Nel 2022 il Fondo monetario internazionale ha concesso un prestito di alcuni miliardi di dollari in cambio di un ridimensionamento del ruolo delle Forze Armate nell’economia. «Per qualche tempo Al-Sisi ha mostrato di voler mantenere gli impegni presi», spiega Alessia Melcangi, docente alla Sapienza di Roma e analista per Africa e Medio-Oriente all’Ispi di Milano. «Poi in alcuni settori dell’Esercito si sono fatti sentire i primi malumori. Le riforme sono finite in stand-by per mantenere il consenso tra gli ufficiali, che costituiscono il cuore del potere politico». La mancata attuazione delle richieste del Fmi, non sembra, però, aver contrariato l’organizzazione con sede a Washington, che in questi giorni ha spedito al Cairo una delegazione con l’incarico di negoziare un nuovo prestito. All’inizio si è parlato di tre miliardi, poi di cinque, gli analisti dell’Agenzia di rating Moody’s hanno scritto che potrebbero alla fine diventare addirittura 10. «Di solito il Fondo monetario è molto rigoroso nelle sue prescrizioni», aggiunge Melcangi. «In questo caso sembra comportarsi con molta maggiore tolleranza, sembra che si voglia evitare il peggio».
Sul fatto che un default dell’Egitto faccia paura a molti non ci sono dubbi.

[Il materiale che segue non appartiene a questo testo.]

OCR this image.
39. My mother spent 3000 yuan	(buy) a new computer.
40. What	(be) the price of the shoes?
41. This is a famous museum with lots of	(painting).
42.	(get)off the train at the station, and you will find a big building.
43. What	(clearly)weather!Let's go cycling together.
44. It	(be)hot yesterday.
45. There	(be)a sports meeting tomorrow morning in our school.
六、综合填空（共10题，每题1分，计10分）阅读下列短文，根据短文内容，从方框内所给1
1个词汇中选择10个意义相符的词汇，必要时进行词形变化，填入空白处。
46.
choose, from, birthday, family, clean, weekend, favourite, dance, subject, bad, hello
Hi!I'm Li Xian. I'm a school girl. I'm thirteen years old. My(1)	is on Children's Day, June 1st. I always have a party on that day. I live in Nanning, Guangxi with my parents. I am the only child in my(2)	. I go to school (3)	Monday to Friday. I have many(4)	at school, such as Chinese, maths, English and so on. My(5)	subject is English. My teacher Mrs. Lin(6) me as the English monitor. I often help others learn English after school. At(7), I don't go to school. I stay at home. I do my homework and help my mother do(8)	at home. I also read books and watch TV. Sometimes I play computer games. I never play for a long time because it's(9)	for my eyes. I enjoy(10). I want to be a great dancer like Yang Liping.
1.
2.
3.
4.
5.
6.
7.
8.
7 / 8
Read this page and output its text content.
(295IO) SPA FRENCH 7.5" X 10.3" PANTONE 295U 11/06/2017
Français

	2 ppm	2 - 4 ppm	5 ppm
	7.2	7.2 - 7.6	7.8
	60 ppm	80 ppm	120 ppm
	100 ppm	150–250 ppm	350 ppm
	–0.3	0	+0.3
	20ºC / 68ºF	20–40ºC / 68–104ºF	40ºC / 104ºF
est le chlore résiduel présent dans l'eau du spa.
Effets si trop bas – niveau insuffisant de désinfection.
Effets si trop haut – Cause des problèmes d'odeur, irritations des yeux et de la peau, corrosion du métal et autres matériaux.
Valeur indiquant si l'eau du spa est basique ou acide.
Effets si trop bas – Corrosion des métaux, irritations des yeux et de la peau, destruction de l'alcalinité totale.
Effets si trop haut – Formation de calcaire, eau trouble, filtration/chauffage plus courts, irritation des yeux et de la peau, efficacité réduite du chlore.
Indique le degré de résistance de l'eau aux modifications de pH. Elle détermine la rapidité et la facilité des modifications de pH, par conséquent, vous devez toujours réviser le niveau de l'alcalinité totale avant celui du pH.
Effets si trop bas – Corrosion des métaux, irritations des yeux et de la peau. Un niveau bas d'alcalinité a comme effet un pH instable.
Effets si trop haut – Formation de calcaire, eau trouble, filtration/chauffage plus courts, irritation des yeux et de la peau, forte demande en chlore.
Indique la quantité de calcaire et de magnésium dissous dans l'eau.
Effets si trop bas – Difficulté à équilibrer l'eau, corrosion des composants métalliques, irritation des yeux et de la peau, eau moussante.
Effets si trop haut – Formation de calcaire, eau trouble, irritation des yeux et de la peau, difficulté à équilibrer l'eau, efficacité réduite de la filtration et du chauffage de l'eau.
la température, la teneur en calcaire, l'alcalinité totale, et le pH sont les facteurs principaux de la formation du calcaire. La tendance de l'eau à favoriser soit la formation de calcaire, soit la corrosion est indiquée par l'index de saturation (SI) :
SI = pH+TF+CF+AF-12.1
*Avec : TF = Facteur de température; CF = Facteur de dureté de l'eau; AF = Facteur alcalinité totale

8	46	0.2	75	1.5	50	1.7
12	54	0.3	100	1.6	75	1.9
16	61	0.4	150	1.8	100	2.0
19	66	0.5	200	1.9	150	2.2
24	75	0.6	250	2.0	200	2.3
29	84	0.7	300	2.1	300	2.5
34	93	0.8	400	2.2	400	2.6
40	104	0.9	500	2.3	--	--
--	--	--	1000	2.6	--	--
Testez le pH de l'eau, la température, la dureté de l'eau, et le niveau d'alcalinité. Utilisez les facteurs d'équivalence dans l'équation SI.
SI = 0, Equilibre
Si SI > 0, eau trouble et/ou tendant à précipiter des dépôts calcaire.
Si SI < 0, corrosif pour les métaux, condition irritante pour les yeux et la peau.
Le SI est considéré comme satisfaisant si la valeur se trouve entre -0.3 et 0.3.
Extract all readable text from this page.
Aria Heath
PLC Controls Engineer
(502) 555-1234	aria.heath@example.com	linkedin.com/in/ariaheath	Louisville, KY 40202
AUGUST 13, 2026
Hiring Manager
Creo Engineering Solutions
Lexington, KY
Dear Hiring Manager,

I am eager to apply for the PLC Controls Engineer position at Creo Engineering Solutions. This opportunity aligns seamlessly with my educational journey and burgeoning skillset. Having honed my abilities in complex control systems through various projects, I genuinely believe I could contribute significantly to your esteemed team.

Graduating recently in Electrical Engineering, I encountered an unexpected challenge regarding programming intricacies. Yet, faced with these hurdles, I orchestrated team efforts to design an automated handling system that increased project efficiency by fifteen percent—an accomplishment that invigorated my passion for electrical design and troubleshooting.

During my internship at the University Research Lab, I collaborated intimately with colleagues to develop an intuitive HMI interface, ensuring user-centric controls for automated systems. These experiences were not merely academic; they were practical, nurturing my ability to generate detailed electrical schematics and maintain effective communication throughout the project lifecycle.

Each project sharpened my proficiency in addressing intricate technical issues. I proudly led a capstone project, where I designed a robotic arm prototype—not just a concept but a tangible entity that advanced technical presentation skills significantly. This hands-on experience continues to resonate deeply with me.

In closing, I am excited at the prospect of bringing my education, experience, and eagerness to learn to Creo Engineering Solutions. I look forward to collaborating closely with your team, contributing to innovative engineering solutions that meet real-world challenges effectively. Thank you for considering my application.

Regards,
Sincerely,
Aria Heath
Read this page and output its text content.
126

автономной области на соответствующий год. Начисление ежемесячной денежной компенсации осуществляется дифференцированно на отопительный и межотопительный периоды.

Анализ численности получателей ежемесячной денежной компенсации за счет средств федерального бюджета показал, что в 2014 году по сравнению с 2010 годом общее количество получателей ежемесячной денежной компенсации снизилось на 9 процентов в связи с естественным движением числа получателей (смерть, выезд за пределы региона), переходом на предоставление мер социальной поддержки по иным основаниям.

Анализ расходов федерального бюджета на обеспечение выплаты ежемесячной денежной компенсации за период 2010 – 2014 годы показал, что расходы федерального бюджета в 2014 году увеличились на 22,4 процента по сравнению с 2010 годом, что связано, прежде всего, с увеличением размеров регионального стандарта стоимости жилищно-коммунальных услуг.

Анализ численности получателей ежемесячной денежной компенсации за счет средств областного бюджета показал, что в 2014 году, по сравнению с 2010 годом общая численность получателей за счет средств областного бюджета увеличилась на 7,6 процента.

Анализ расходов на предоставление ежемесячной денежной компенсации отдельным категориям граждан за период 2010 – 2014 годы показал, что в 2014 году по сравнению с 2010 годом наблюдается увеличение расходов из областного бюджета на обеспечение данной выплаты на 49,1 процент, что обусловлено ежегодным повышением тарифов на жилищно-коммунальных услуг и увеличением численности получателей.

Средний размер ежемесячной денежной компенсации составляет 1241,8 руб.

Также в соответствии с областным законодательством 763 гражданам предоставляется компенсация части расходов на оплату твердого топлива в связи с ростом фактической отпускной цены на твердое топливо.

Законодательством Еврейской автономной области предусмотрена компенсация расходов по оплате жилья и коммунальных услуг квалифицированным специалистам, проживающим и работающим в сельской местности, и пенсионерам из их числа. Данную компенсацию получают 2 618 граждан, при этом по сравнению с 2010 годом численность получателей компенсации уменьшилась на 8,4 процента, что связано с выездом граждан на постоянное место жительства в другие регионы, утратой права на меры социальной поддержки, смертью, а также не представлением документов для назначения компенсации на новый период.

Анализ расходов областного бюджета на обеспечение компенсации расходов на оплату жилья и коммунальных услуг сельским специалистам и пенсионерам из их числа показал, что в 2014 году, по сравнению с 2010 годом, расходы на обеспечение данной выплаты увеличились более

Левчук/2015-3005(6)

Il Paese più popoloso del Medio Oriente potrebbe diventare un ulteriore elemento di destabilizzazione in una zona già martoriata. Con i relativi rischi di riposizionamenti strategici. L’altro ieri Al Sisi ha inaugurato una centrale nucleare realizzata con tecnologia russa. Poi si è collegato in videoconferenza con Putin. Che senza risparmiare sorrisi ed elogi per il partner, ha detto che si impegnerà perché la domanda di adesione del Cairo ai cosiddetti Brics, il gruppo di cui la Russia fa parte insieme ad altri colossi come India e Cina, venga accettata al più presto. Una specie di corteggiamento che il leader egiziano ha dimostrato di gradire.
In più pesano i pericoli legati a una ripresa dell’estremismo islamico. Al-Sisi è salito al potere deponendo il presidente eletto dai Fratelli Musulmani. «La parola chiave in questo caso è polarizzazione», conclude Melcangi. «La repressione è stata forte. Gli oppositori di Al-Sisi sono in galera o sono scappati in qualche Paese arabo che ha dato loro asilo. Ma tutti sono molto più radicali che in passato. E il focolaio cova sotto la cenere».